Department of Internal Medicine, Thomas Jefferson University Hospital, Philadelphia, PA

ACG Case Rep J 2015;3(1):60-62. http://dx.doi.org/10.14309/crj.2015.101. Published: October 9, 2015.


A 56-year-old woman with cirrhosis due to chronic hepatitis C underwent emergent transjugular intrahepatic portosystemic shunt (TIPS) due to a ruptured esophageal varix during esophagogastroduodenoscopy. Following TIPS, the patient experienced a rapid rise in serum bilirubin with no evidence of biliary obstruction or hepatic injury. She was determined to have bilhemia, a rare but serious complication of TIPS.


Transjugular intrahepatic portosystemic shunt (TIPS) is a common procedure used to alleviate the secondary effects of portal hypertension including uncontrolled variceal bleeding, refractory ascites, and hepatic pleural effusion (hydrothorax). There are several well-known complications of TIPS, including portosystemic encephalopathy, hemolytic anemia, hepatic ischemia, and stent thrombosis.1 Bilhemia is a rare but serious complication of TIPS in which bile escapes into the bloodstream through a fistula between the biliary tree and the hepatic venous system.

Case Report

A 56-year-old woman with cirrhosis due to chronic hepatitis C underwent esophagogastroduodenoscopy (EGD) for evaluation and banding of esophageal varices. During the procedure, a large varix ruptured, requiring an emergent TIPS procedure to control the hemorrhage using a 10 x 10 mm GORE® VIATORR® covered stent (W. L. Gore & Associates, Flagstaff, AZ). Multiple unsuccessful attempts to access the right portal vein were made, requiring repeated repositioning of the cannula. Ultimately, a successful bridge was created between the right hepatic vein and central portal vein, which reduced the portosystemic gradient from 14 mm Hg to 3 mm Hg. The patient was stabilized hemodynamically with a transfusion of 7 units of packed red blood cells and was admitted to the medical intensive care unit.
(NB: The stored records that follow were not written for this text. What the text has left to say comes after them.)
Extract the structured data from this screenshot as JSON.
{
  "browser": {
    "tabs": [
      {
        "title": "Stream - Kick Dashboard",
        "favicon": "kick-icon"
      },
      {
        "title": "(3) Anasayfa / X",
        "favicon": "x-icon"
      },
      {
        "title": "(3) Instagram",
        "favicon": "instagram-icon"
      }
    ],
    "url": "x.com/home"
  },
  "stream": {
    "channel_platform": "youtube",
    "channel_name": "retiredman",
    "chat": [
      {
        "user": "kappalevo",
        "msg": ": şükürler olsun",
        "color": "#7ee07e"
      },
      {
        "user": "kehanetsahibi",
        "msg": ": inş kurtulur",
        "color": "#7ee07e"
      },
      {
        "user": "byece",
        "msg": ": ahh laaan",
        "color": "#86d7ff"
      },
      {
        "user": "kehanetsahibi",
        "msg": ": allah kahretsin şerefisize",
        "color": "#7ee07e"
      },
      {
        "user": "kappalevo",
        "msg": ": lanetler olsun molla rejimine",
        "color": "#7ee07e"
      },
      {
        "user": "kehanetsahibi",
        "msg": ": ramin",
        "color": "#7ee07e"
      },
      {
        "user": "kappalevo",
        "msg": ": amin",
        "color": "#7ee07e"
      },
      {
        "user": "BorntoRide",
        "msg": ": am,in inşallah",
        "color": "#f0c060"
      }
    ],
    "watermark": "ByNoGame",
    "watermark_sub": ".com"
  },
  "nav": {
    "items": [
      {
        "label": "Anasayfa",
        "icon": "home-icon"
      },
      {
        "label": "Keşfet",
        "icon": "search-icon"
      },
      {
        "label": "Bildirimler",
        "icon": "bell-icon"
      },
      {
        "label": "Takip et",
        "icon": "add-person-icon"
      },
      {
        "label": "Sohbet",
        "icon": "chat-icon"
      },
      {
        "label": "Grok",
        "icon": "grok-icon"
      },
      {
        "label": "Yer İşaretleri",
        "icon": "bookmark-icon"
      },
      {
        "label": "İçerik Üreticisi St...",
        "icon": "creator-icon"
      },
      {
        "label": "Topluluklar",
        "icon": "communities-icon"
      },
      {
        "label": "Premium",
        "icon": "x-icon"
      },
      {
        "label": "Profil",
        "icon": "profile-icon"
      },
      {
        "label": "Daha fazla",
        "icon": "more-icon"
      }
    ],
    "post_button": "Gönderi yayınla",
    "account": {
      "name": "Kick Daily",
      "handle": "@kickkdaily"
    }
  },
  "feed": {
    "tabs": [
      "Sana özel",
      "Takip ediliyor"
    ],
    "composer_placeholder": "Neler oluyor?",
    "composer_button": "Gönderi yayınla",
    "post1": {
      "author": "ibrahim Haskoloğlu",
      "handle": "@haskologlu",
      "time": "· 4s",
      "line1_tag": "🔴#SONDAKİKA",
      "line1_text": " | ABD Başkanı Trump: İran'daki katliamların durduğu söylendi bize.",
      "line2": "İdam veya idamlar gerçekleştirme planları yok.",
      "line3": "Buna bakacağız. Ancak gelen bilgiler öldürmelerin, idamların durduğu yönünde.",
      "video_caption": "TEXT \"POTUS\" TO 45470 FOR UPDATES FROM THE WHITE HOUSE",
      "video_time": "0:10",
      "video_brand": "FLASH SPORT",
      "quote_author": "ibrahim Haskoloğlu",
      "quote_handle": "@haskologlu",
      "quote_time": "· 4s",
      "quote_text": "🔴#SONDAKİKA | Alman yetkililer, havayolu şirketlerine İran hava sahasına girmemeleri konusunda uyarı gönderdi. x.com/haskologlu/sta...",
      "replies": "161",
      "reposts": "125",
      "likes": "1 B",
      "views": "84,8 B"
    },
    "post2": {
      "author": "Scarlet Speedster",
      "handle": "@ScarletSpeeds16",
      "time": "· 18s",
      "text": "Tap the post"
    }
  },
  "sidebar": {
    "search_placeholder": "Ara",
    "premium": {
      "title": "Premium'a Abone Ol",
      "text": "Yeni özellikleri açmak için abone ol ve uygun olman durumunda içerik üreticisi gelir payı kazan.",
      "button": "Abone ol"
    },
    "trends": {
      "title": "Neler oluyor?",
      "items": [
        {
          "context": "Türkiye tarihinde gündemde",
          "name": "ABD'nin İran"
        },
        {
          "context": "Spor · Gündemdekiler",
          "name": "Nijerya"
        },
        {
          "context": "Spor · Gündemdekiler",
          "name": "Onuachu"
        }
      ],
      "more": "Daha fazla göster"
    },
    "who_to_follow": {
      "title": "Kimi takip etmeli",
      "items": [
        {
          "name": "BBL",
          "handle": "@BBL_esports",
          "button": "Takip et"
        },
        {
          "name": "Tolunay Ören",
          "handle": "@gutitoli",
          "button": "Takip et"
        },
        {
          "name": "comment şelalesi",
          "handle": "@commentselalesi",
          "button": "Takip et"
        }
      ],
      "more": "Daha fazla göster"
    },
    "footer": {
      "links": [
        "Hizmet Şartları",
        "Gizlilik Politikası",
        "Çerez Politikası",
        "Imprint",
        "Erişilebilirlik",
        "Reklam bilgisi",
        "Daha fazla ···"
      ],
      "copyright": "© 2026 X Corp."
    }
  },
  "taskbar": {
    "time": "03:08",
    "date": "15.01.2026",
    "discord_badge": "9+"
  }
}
Three days following the procedure, the patient became jaundiced. Her laboratory profile showed that her total and direct bilirubin levels had increased almost 10-fold, while her transaminases and international normalized ratio (INR) remained stable. Abdominal ultrasound found the stent to be patent with no evidence of biliary obstruction/dilatation. The patient’s bilirubin continued to rise while her alkaline phosphatase, transaminases, and INR remained stable. The continued rise in bilirubin prompted an abdominal CT, which showed a patent TIPS and no evidence of hepatic ischemia or biliary duct dilatation.

Fifteen days after the TIPS procedure, an ERCP was performed to evaluate for evidence of a biliary-venous fistula. No evidence of a fistula or bile duct dilatation was found. A common bile duct stent was placed and sphincterotomy was performed in an attempt to lower the biliary pressure in order to reduce the flow of bile through a potentially unseen fistula. Despite this procedure, the patient’s bilirubin continued to rise, and a venogram to visualize and occlude the biliary-venous fistula was also unremarkable. We determined that the only viable way to reverse the bilhemia was through liver transplantation.
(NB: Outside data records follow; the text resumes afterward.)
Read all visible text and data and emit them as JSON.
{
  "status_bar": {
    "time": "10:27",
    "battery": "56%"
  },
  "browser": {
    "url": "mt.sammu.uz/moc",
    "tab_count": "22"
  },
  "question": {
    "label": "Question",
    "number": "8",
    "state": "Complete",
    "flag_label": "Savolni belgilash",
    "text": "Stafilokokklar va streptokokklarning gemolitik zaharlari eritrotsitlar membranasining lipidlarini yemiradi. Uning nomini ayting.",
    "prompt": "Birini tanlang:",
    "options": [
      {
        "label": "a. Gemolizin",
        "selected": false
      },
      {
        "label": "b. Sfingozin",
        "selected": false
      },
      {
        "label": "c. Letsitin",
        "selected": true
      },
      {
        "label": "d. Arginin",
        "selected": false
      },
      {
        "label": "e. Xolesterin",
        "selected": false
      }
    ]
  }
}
During her hospital course, the patient developed a resistant Klebsiella bacteremia. Even with appropriate treatment, she remained persistently bacteremic, possibly due to seeding of her TIPS. She developed sepsis complicated by renal failure and was transferred back to the intensive care unit. Unfortunately, the patient’s infection precluded her from undergoing liver transplantation and, after multiple discussions with the patient and her family, she was ultimately discharged home with hospice care.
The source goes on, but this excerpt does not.